L’Esprit Mutuel, selon Daniel Baal
Enfant, Daniel Baal rêvait de devenir champion cycliste. Homme de terrain et d’engagement, il a présidé la Fédération Française de Cyclisme pendant huit ans, en parallèle de son activité professionnelle au Crédit Mutuel. Président de Crédit Mutuel Alliance Fédérale depuis 2024, il s’est donné pour mission de servir autant les sociétaires et clients que la société, en soutenant la solidarité et l’environnement.
Propos recueillis par Réjane Éreau
Au Crédit Mutuel comme dans le cyclisme, vous avez commencé sur le terrain, pour finir à la tête. Comment définiriez-vous votre moteur ?

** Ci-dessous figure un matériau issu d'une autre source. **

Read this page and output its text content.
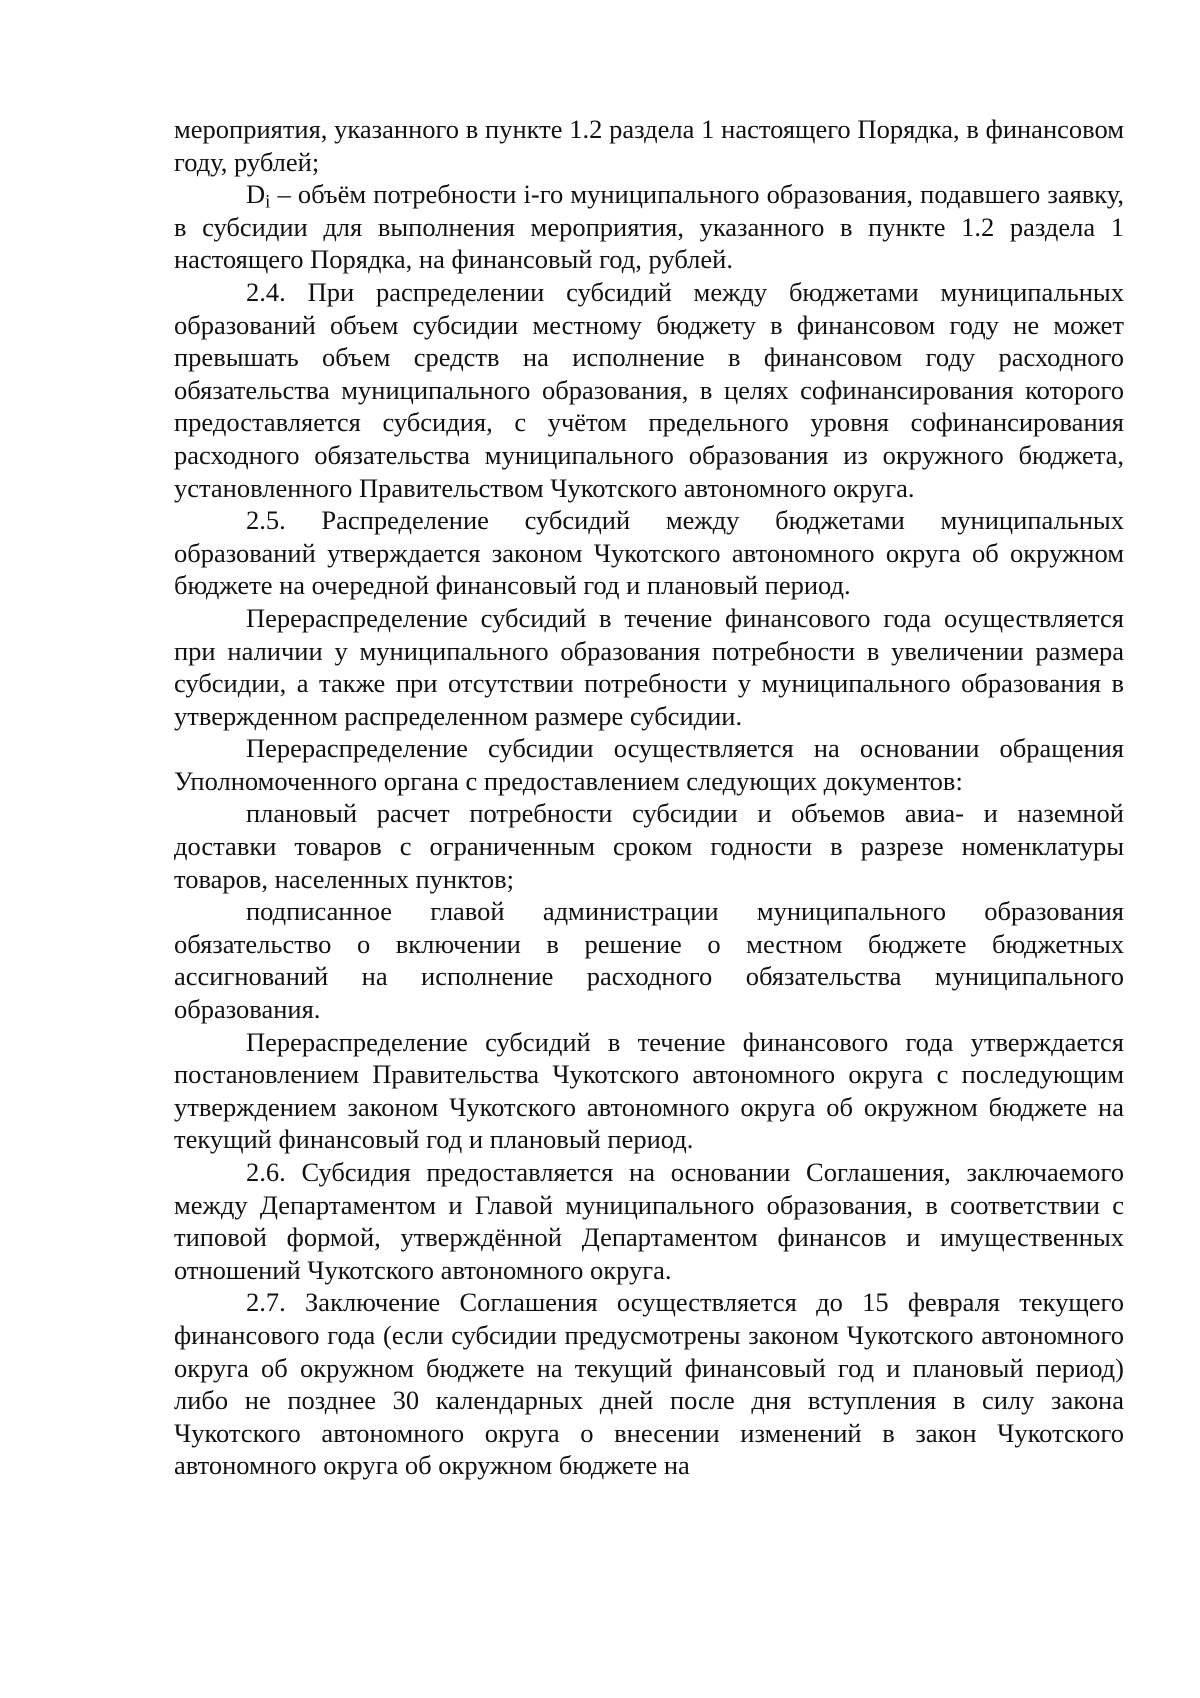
мероприятия, указанного в пункте 1.2 раздела 1 настоящего Порядка, в финансовом году, рублей;

$D_i$ – объём потребности i-го муниципального образования, подавшего заявку, в субсидии для выполнения мероприятия, указанного в пункте 1.2 раздела 1 настоящего Порядка, на финансовый год, рублей.

2.4. При распределении субсидий между бюджетами муниципальных образований объем субсидии местному бюджету в финансовом году не может превышать объем средств на исполнение в финансовом году расходного обязательства муниципального образования, в целях софинансирования которого предоставляется субсидия, с учётом предельного уровня софинансирования расходного обязательства муниципального образования из окружного бюджета, установленного Правительством Чукотского автономного округа.

2.5. Распределение субсидий между бюджетами муниципальных образований утверждается законом Чукотского автономного округа об окружном бюджете на очередной финансовый год и плановый период.

Перераспределение субсидий в течение финансового года осуществляется при наличии у муниципального образования потребности в увеличении размера субсидии, а также при отсутствии потребности у муниципального образования в утвержденном распределенном размере субсидии.

Перераспределение субсидии осуществляется на основании обращения Уполномоченного органа с предоставлением следующих документов:

плановый расчет потребности субсидии и объемов авиа- и наземной доставки товаров с ограниченным сроком годности в разрезе номенклатуры товаров, населенных пунктов;

подписанное главой администрации муниципального образования обязательство о включении в решение о местном бюджете бюджетных ассигнований на исполнение расходного обязательства муниципального образования.

Перераспределение субсидий в течение финансового года утверждается постановлением Правительства Чукотского автономного округа с последующим утверждением законом Чукотского автономного округа об окружном бюджете на текущий финансовый год и плановый период.

2.6. Субсидия предоставляется на основании Соглашения, заключаемого между Департаментом и Главой муниципального образования, в соответствии с типовой формой, утверждённой Департаментом финансов и имущественных отношений Чукотского автономного округа.

2.7. Заключение Соглашения осуществляется до 15 февраля текущего финансового года (если субсидии предусмотрены законом Чукотского автономного округа об окружном бюджете на текущий финансовый год и плановый период) либо не позднее 30 календарных дней после дня вступления в силу закона Чукотского автономного округа о внесении изменений в закон Чукотского автономного округа об окружном бюджете на
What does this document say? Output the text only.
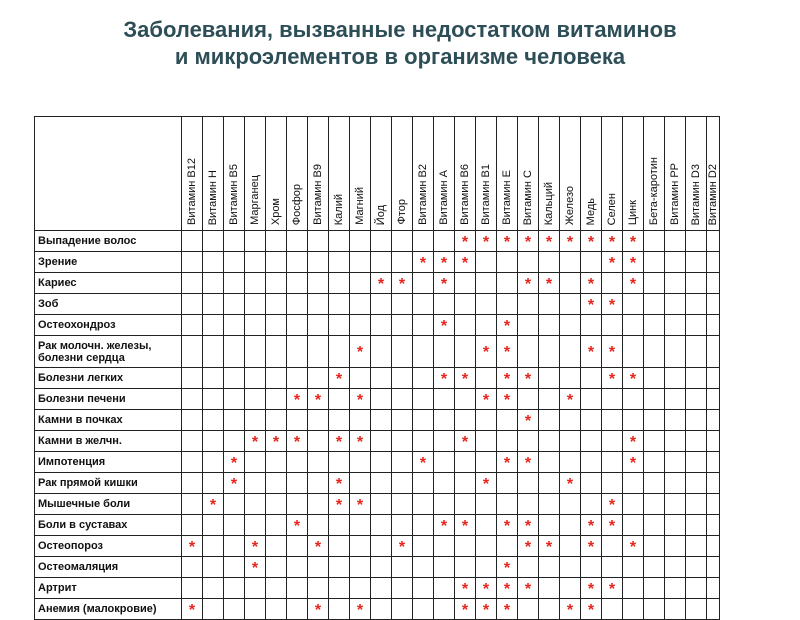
Заболевания, вызванные недостатком витаминов
и микроэлементов в организме человека

	Витамин B12	Витамин H	Витамин B5	Марганец	Хром	Фосфор	Витамин B9	Калий	Магний	Йод	Фтор	Витамин B2	Витамин A	Витамин B6	Витамин B1	Витамин E	Витамин C	Кальций	Железо	Медь	Селен	Цинк	Бета-каротин	Витамин PP	Витамин D3	Витамин D2

Выпадение волос														*	*	*	*	*	*	*	*	*				

Зрение												*	*	*							*	*				

Кариес										*	*		*				*	*		*		*				

Зоб																				*	*					

Остеохондроз													*			*										

Рак молочн. железы,
болезни сердца									*						*	*				*	*					

Болезни легких								*					*	*		*	*				*	*				

Болезни печени						*	*		*						*	*			*							

Камни в почках																	*									

Камни в желчн.				*	*	*		*	*					*								*				

Импотенция			*									*				*	*					*				

Рак прямой кишки			*					*							*				*							

Мышечные боли		*						*	*												*					

Боли в суставах						*							*	*		*	*			*	*					

Остеопороз	*			*			*				*						*	*		*		*				

Остеомаляция				*												*										

Артрит														*	*	*	*			*	*					

Анемия (малокровие)	*						*		*					*	*	*			*	*						
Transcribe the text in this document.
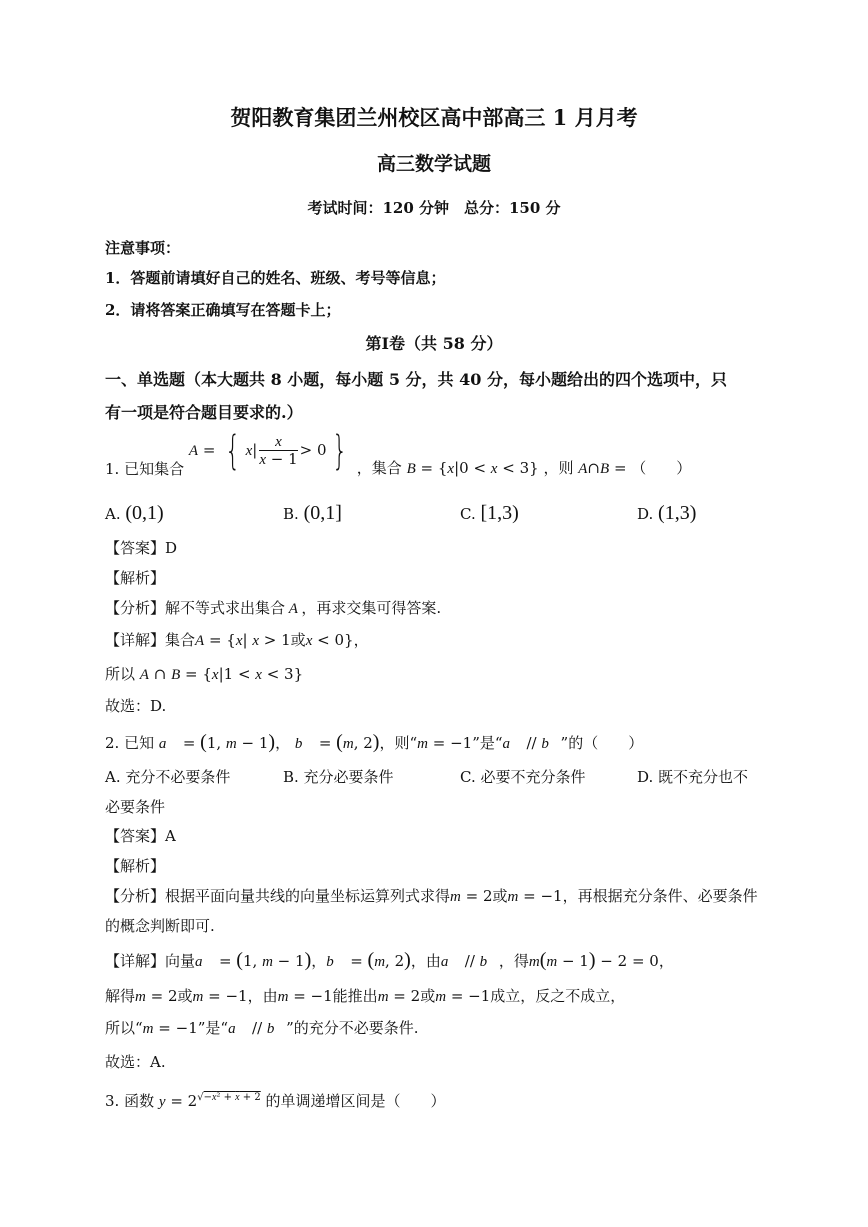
贺阳教育集团兰州校区高中部高三 1 月月考
高三数学试题
考试时间：120 分钟　总分：150 分
注意事项：
1．答题前请填好自己的姓名、班级、考号等信息；
2．请将答案正确填写在答题卡上；
第Ⅰ卷（共 58 分）
一、单选题（本大题共 8 小题，每小题 5 分，共 40 分，每小题给出的四个选项中，只
有一项是符合题目要求的.）
1. 已知集合 A = { $x| \frac{x}{x - 1} > 0$ } ，集合 B = {x|0 < x < 3} ，则 A∩B = （　　）
A. (0,1)	B. (0,1]	C. [1,3)	D. (1,3)
【答案】D
【解析】
【分析】解不等式求出集合 A ，再求交集可得答案.
【详解】集合A = {x| x > 1或x < 0}，
所以 A ∩ B = {x|1 < x < 3}
故选：D.
2. 已知 a⃗ = (1, m − 1)， b⃗ = (m, 2)，则“m = −1”是“a⃗ // b⃗”的（　　）
A. 充分不必要条件	B. 充分必要条件	C. 必要不充分条件	D. 既不充分也不
必要条件
【答案】A
【解析】
【分析】根据平面向量共线的向量坐标运算列式求得m = 2或m = −1，再根据充分条件、必要条件
的概念判断即可.
【详解】向量a⃗ = (1, m − 1)，b⃗ = (m, 2)，由a⃗ // b⃗，得m(m − 1) − 2 = 0，
解得m = 2或m = −1，由m = −1能推出m = 2或m = −1成立，反之不成立，
所以“m = −1”是“a⃗ // b⃗”的充分不必要条件.
故选：A.
3. 函数 $y = 2^{√-x^2 + x + 2}$ 的单调递增区间是（　　）
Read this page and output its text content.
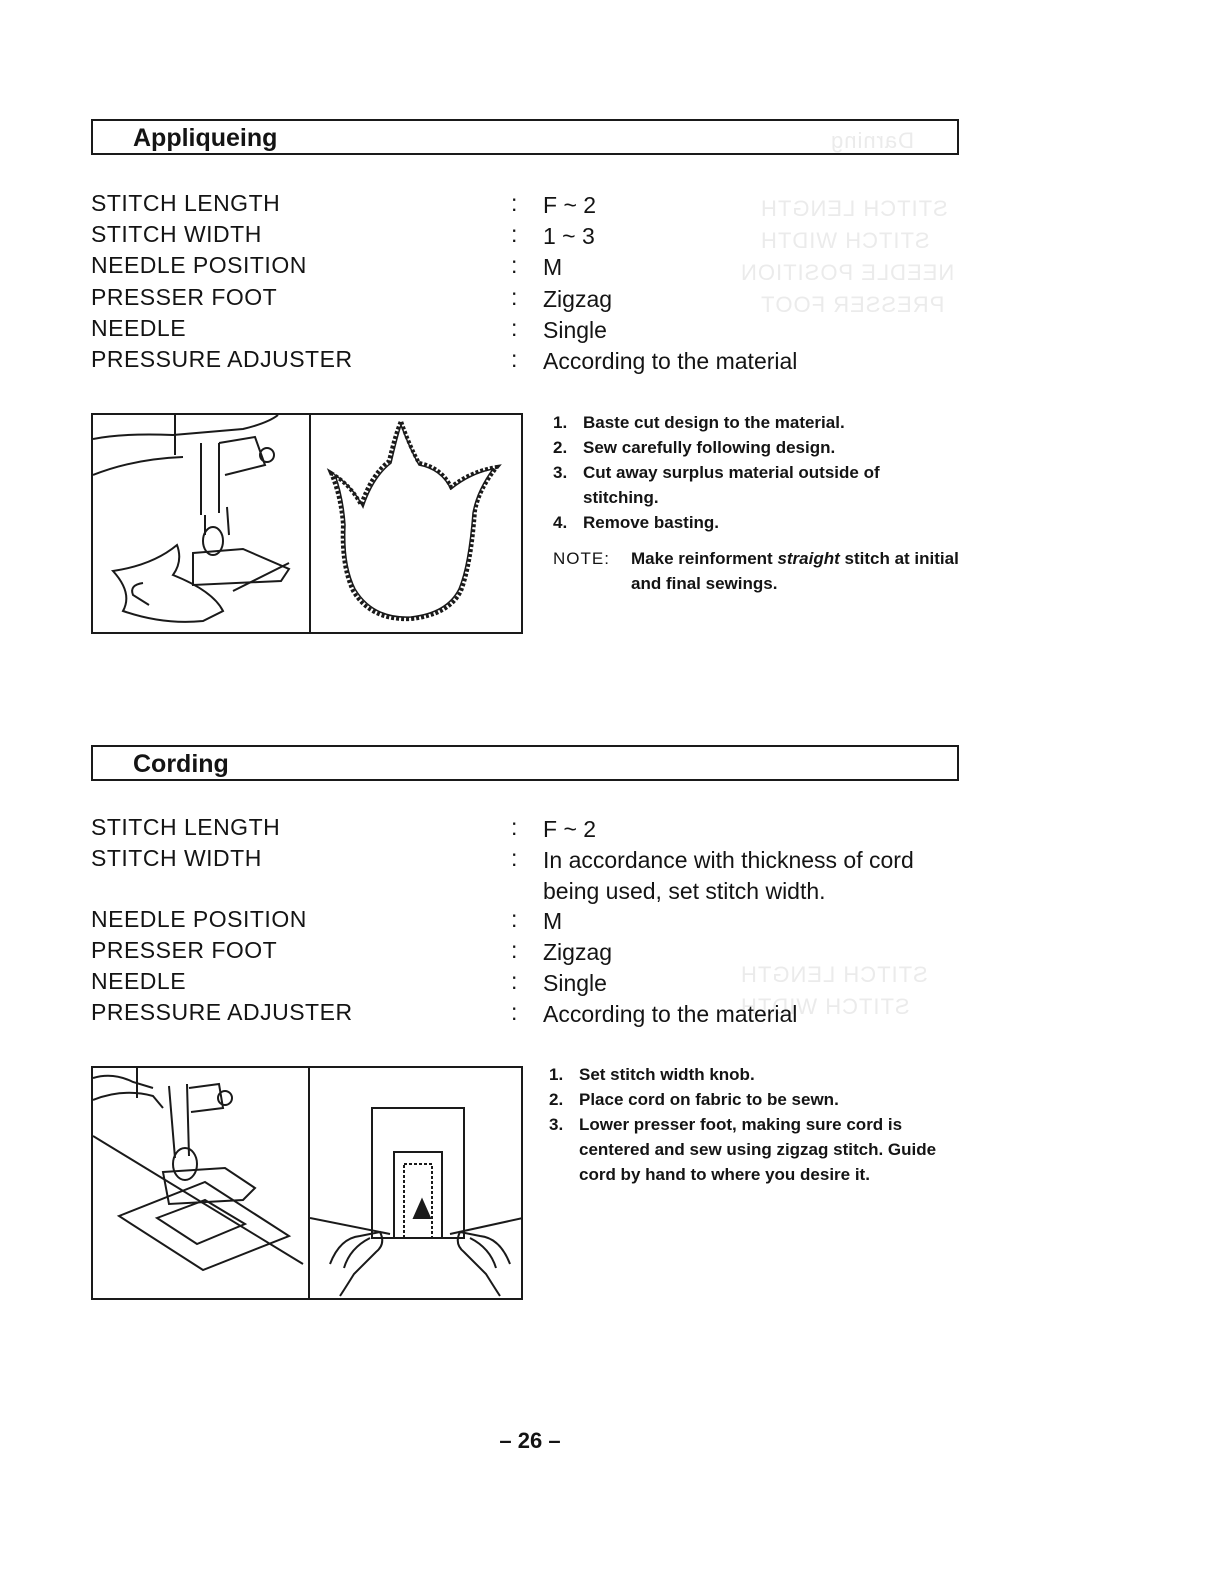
Darning
STITCH LENGTH
STITCH WIDTH
NEEDLE POSITION
PRESSER FOOT
STITCH LENGTH
STITCH WIDTH
Appliqueing
STITCH LENGTH	: F ~ 2
STITCH WIDTH	: 1 ~ 3
NEEDLE POSITION	: M
PRESSER FOOT	: Zigzag
NEEDLE	: Single
PRESSURE ADJUSTER	: According to the material
1. Baste cut design to the material.
2. Sew carefully following design.
3. Cut away surplus material outside of stitching.
4. Remove basting.
NOTE: Make reinforment straight stitch at initial and final sewings.
Cording
STITCH LENGTH	: F ~ 2
STITCH WIDTH	: In accordance with thickness of cord being used, set stitch width.
NEEDLE POSITION	: M
PRESSER FOOT	: Zigzag
NEEDLE	: Single
PRESSURE ADJUSTER	: According to the material
1. Set stitch width knob.
2. Place cord on fabric to be sewn.
3. Lower presser foot, making sure cord is centered and sew using zigzag stitch. Guide cord by hand to where you desire it.
– 26 –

Dans les deux cas, j’ai très clairement été porté par la motivation et l’engagement. Et d’abord, avant tout, par l’engagement – la motivation vient ensuite. Dans le cyclisme, j’ai débuté comme coureur, puis je suis devenu dirigeant de club et dirigeant de ligue régionale. Ensuite, c’est un engrenage : président de fédération nationale, vice-président de fédération internationale… Si je me suis engagé à ce point, c’est bien sûr parce que j’adore le sport et le cyclisme, mais aussi parce que j’avais envie d’avoir une action publique, une action qui compte ; et d’œuvrer pour le bien de la collectivité. Au Crédit Mutuel aussi, j’ai commencé au bas de l’échelle, en tant que rédacteur crédit. Au début, je passais mes journées à dépouiller des bilans d’entreprises et à traiter des dossiers de crédit. Le Crédit Mutuel est une entreprise à part, où l’investissement des collaborateurs est récompensé. C’est ce qui m’a permis d’y exercer différentes fonctions : responsable des engagements, directeur de caisse, directeur général d’une fédération, directeur général du groupe… jusqu’à devenir président du groupe, lorsque Nicolas Théry a décidé de quitter ses fonctions et m’a proposé pour prendre son relais.
Quels ponts faites-vous entre votre parcours professionnel et votre action dans le monde du sport ? Comment l’un a-t-il nourri l’autre ?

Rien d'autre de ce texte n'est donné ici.